Both plays were ugly, and both plays involved a rookie error. Outside of those plays, Gaines had a pretty solid day against a tough and versatile receiving group. While he allowed separation (or had "Failures" in coverage) a little more often than I'd like, he was generally locking up the WR he was lined up across.
An area Gaines seem to struggle a bit right now is anticipating routes. It appears like Gaines is getting by on physical ability (his speed and hips are very good) to keep up with receivers and is at times guessing. Receivers are able to make him pay with good fakes and sharp cuts. Of the eight "Failures" in coverage, five of them came on simple "out" and "in" routes such as in this screenshot.
The receiver didn't do anything fancy to shake Gaines here. He simply made a good fake as though he were going to the corner and made a good break. Gaines didn't see the break coming (having turned his hips and started running with the receiver) and was shaken.
I think that given a little more experience on reading receivers Gaines will be able to anticipate more accurately where a route is going. Brandon Flowers was exceptional at this when he was with the Chiefs, which he was he was able to stay with faster receivers in and out of their cuts. It's something you can only learn with time.
One thing about Gaines I really appreciate is how quickly he closes even when he allows separation. He's very, very fast and possesses good quickness to go along with that "long speed." Because of this, the windows he allows are smaller than those other corners allow.
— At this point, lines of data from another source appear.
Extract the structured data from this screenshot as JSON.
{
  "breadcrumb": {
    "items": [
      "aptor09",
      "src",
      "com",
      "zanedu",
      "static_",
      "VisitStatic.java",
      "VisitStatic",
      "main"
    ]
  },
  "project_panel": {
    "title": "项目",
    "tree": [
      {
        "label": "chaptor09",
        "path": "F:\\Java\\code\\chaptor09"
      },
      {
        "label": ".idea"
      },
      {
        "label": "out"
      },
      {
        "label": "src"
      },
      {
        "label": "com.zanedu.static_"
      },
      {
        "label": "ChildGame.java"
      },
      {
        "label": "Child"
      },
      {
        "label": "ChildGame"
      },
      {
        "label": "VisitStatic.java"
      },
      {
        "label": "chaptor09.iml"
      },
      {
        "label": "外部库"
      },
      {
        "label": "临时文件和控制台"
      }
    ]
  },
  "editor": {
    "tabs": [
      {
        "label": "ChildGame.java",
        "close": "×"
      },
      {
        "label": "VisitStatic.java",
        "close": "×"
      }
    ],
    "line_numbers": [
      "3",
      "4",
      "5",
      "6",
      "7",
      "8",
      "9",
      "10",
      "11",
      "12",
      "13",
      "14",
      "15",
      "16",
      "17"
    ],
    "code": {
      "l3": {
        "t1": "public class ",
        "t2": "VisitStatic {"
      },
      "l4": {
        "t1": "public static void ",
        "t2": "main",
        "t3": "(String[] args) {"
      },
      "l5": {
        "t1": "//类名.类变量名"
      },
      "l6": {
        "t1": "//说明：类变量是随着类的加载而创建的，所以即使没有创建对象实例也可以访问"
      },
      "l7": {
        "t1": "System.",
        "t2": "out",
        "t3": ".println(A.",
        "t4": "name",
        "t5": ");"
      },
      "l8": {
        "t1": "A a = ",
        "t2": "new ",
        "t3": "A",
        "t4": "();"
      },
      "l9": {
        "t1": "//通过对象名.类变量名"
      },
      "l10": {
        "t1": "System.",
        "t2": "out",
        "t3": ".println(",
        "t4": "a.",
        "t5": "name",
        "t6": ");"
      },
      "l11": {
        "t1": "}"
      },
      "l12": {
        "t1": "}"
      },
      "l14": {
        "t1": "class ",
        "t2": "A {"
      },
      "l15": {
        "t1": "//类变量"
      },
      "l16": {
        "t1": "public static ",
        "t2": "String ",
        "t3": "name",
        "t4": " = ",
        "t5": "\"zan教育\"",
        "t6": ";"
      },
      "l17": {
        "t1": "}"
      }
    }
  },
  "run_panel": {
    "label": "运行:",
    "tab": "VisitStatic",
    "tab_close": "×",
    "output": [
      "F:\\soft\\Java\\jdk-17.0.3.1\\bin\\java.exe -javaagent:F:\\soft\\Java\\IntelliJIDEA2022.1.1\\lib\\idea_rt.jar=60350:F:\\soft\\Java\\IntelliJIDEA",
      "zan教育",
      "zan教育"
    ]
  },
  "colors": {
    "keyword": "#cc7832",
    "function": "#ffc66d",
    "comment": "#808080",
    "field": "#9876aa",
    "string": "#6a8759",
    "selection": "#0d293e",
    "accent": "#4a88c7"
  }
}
Gaines has also become a really, really, really, REALLY physical corner since the last time I watched him. He favored press man coverage from his very first start, but he wasn't remotely as physical about it as he was against the Cardinals. Receivers had to FIGHT him to get down the field and he was constantly disrupting their routes. Because of his natural speed and quickness Gaines can press right up on fast receivers and not have to worry about getting burned deep.
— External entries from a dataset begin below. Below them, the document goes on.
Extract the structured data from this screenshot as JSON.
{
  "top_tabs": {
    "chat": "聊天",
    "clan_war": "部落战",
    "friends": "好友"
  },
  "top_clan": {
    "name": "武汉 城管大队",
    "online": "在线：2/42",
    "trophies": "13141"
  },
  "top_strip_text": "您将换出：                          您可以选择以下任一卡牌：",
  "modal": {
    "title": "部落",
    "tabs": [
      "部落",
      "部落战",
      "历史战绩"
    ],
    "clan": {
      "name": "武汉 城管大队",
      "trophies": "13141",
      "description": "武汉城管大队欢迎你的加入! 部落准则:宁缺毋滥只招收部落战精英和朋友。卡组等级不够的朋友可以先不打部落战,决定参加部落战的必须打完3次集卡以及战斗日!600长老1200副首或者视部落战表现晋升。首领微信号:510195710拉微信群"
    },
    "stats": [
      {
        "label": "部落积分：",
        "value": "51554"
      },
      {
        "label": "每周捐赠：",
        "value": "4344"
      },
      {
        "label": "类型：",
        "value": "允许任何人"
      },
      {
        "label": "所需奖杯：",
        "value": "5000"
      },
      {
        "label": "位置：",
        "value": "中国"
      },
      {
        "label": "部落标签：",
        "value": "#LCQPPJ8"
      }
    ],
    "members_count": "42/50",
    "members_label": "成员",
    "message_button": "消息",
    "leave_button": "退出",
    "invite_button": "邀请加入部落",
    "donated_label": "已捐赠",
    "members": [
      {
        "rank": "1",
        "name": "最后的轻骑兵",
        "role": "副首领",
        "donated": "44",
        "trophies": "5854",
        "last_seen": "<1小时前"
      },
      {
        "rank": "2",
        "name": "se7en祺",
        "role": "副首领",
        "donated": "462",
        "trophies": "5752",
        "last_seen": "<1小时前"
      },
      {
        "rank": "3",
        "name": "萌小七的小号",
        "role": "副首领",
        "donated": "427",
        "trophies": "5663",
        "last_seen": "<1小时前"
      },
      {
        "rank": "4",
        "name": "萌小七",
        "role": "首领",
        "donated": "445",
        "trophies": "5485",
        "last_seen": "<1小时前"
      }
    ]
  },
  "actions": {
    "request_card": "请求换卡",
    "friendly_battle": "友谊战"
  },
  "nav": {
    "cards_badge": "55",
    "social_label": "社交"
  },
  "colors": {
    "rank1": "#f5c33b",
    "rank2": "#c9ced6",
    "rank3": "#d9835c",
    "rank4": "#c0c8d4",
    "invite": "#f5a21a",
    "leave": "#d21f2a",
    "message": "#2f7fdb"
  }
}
One example of Gaines having absolutely gorgeous coverage was one of his passes defensed that likely made many Chiefs fans crazy with anger.
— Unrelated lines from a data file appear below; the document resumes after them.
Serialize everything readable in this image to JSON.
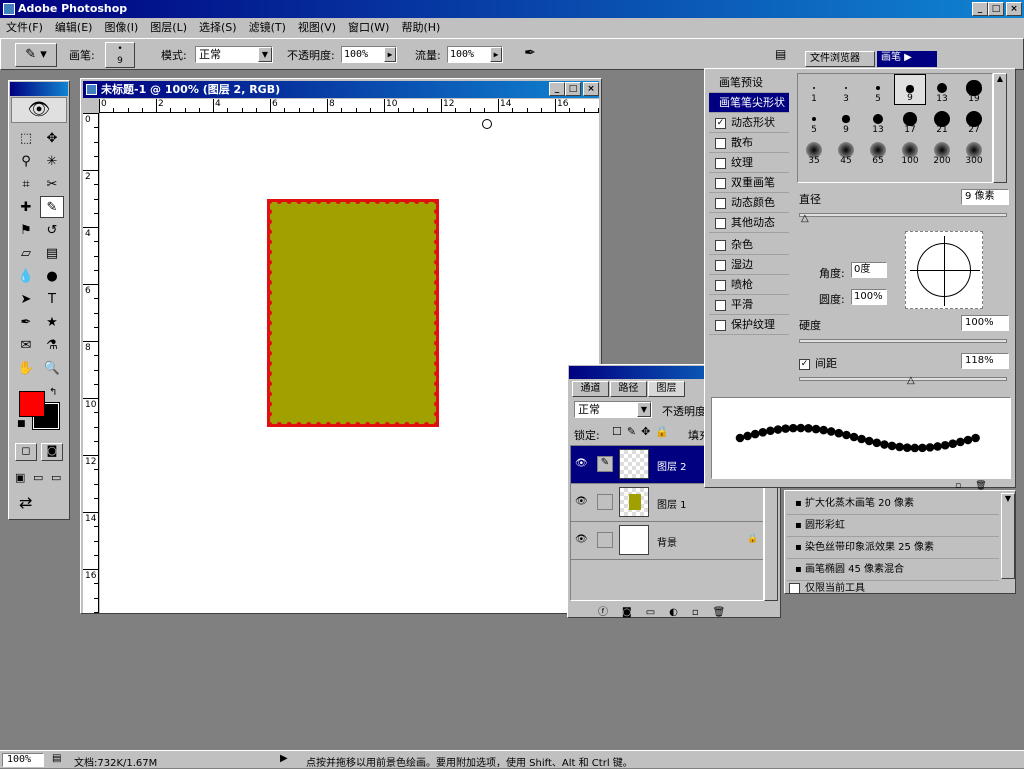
{
  "app": {
    "title": "Adobe Photoshop"
  },
  "menu": [
    "文件(F)",
    "编辑(E)",
    "图像(I)",
    "图层(L)",
    "选择(S)",
    "滤镜(T)",
    "视图(V)",
    "窗口(W)",
    "帮助(H)"
  ],
  "options": {
    "brush_label": "画笔:",
    "brush_size": "9",
    "mode_label": "模式:",
    "mode_value": "正常",
    "opacity_label": "不透明度:",
    "opacity_value": "100%",
    "flow_label": "流量:",
    "flow_value": "100%"
  },
  "palette_well": {
    "tab1": "文件浏览器",
    "tab2": "画笔"
  },
  "document": {
    "title": "未标题-1 @ 100% (图层 2, RGB)",
    "ruler_h": [
      "0",
      "2",
      "4",
      "6",
      "8",
      "10",
      "12",
      "14",
      "16"
    ],
    "ruler_v": [
      "0",
      "2",
      "4",
      "6",
      "8",
      "10",
      "12",
      "14",
      "16"
    ],
    "fill_color": "#a0a000",
    "border_color": "#e01010"
  },
  "brushes": {
    "sidebar": [
      "画笔预设",
      "画笔笔尖形状",
      "动态形状",
      "散布",
      "纹理",
      "双重画笔",
      "动态颜色",
      "其他动态",
      "杂色",
      "湿边",
      "喷枪",
      "平滑",
      "保护纹理"
    ],
    "checked": [
      false,
      false,
      true,
      false,
      false,
      false,
      false,
      false,
      false,
      false,
      false,
      false,
      false
    ],
    "tips": [
      "1",
      "3",
      "5",
      "9",
      "13",
      "19",
      "5",
      "9",
      "13",
      "17",
      "21",
      "27",
      "35",
      "45",
      "65",
      "100",
      "200",
      "300"
    ],
    "diameter_label": "直径",
    "diameter_value": "9 像素",
    "angle_label": "角度:",
    "angle_value": "0度",
    "roundness_label": "圆度:",
    "roundness_value": "100%",
    "hardness_label": "硬度",
    "hardness_value": "100%",
    "spacing_label": "间距",
    "spacing_value": "118%"
  },
  "presets": {
    "items": [
      "扩大化蒸木画笔 20 像素",
      "圆形彩虹",
      "染色丝带印象派效果 25 像素",
      "画笔椭圆 45 像素混合"
    ],
    "only_current": "仅限当前工具"
  },
  "layers": {
    "tabs": [
      "通道",
      "路径",
      "图层"
    ],
    "mode": "正常",
    "opacity_label": "不透明度",
    "lock_label": "锁定:",
    "fill_label": "填充",
    "rows": [
      "图层 2",
      "图层 1",
      "背景"
    ]
  },
  "status": {
    "zoom": "100%",
    "doc": "文档:732K/1.67M",
    "hint": "点按并拖移以用前景色绘画。要用附加选项，使用 Shift、Alt 和 Ctrl 键。"
  },
  "colors": {
    "foreground": "#ff0000",
    "background": "#000000"
  }
}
The little circle is the ball. You just can't cover this route any better than Gaines has it covered (though a slight underthrow helps his cause).
On this play, Gaines played crazy-physical press man off the snap, then turned and ran with a very fast receiver down the sideline. There was never a moment the receiver was even kind of open.
Of course, this played showed off a trait Gaines has had since college: stone hands. The man just can't catch by all appearances. Of course, considering his height and speed maybe he'd be a WR if he had better hands.
Anyway, another game of charting coverage by Gaines has me feeling better and better about this particular third round pick by Chiefs GM John Dorsey. Gaines is light years ahead of most rookie corners. He can cover all ranges of receivers, and his physicality is rare for a corner his size. His main weakness (quick cuts he's not anticipating) SHOULD get better with time, and isn't something that occurs every play in a way offenses will be able to exploit with regularity.
It's worth noting that Gaines and Sean Smith both played left and right corner against the Cardinals at various points, and both were assigned to all three of the Cardinals' "main" receivers at given points in the game. This shows a lot of trust in Gaines, who answered the call by and large.
I really like the direction Bob Sutton has taken the corners. With Smith and Gaines, the Chiefs boast one of the most physical CB tandems in the NFL. The team has been something of a mess the last three weeks, but it hasn't been for want of good corner play. If the rest of the team were playing at as high a level as Smith and Gaines (Smith in particular, but that's for another day), the Chiefs would be in the driver's seat for the playoffs.